Selon IBK, le nombre de morts aujourd’hui au Sahel devient «exponentiel». Le chef de l’État, précise : « l’idée de dialoguer avec les chefs djihadistes n’a pas surgi au réveil d’IBK ». Mais il a été plutôt recommandé, dit-il, par le dialogue national inclusif. Et selon le président, Ibrahim B Keïta « le gouvernement s’attelle à mettre en œuvre les résolutions issues de ce dialogue national inclusif ». IBK assure cependant que ce dialogue avec les djihadistes n’est nullement synonyme de naïveté. « Ceux qui ordonnent de se faire exploser dans des mosquées au milieu des fidèles n’ont pas beaucoup mon estime », martèle le chef de l’Etat.
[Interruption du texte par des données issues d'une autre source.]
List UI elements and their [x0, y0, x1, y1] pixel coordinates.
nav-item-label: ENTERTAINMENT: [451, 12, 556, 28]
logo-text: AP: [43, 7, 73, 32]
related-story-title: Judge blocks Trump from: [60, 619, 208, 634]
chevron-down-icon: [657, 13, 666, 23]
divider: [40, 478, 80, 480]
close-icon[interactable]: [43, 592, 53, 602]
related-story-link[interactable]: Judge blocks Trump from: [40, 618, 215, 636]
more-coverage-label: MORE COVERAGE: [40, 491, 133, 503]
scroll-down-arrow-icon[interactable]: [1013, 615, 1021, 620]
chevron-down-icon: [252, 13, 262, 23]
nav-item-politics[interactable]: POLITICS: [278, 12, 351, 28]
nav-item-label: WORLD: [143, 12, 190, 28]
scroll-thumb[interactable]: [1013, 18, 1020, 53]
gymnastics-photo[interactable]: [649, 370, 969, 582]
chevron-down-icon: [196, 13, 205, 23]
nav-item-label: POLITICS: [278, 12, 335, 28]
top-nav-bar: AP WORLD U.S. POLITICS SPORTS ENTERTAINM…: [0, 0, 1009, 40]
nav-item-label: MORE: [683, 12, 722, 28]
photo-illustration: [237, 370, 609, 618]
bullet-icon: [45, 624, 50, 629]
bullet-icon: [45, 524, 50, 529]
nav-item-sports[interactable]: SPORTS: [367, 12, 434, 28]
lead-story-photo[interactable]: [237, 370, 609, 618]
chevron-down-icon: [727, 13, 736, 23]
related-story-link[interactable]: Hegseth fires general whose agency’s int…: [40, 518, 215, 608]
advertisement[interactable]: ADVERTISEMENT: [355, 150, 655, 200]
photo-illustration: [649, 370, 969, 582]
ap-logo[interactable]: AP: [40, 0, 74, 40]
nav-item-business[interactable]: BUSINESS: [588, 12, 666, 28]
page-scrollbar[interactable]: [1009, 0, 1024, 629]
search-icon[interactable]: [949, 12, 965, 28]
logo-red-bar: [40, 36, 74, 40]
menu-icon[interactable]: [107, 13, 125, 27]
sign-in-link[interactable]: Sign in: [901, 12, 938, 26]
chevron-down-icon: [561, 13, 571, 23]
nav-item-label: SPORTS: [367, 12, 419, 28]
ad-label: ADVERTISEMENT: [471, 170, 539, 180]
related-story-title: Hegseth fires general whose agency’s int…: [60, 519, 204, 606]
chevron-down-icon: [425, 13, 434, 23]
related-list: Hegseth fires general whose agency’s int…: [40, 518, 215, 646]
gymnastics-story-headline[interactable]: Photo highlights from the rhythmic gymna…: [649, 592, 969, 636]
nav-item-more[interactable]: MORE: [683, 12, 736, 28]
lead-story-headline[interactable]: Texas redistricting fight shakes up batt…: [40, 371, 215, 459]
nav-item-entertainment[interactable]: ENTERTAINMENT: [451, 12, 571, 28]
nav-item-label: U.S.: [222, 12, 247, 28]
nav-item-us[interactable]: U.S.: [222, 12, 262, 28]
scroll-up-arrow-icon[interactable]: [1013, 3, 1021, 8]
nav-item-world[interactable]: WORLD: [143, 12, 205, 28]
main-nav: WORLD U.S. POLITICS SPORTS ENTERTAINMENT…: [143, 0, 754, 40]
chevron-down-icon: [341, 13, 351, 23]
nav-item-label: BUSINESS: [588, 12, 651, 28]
Cependant IBK estime qu’« il est temps d’explorer toutes les voies ». Longtemps opposé à des discussions avec des groupes djihadistes, cette sortie du président intervient quelques semaines après l’annonce par son Haut représentant pour le Centre, Dioncounda Traoré de l’envoi d’émissaires en direction d’Iyad Ag Ghaly et d’Amadou Koufa. Même si le ministre des affaires étrangères, Tièbilé Dramé, avait pris le contre-pied de cette déclaration quelques jours plus tard. Le chef de la diplomatie malienne avait signalé que la position du gouvernement n’est pas de dialoguer avec les groupes djihadistes quels qu’ils soient. Pour l’Opposition cette sortie d’IBK pour le dialogue avec les groupes djihadistes montre clairement « la faiblesse du gouvernement » face aux terroristes. « On ne peut pas vouloir discuter avec des gens qui continuent de tuer nos militaires », a lancé Nouhoum Togo, porte-parole du Chef de file de l’Opposition. Ajoutant que « dialoguer avec les jihadistes c’est les reconnaître, mais aussi c’est perdre des partenaires internationaux ».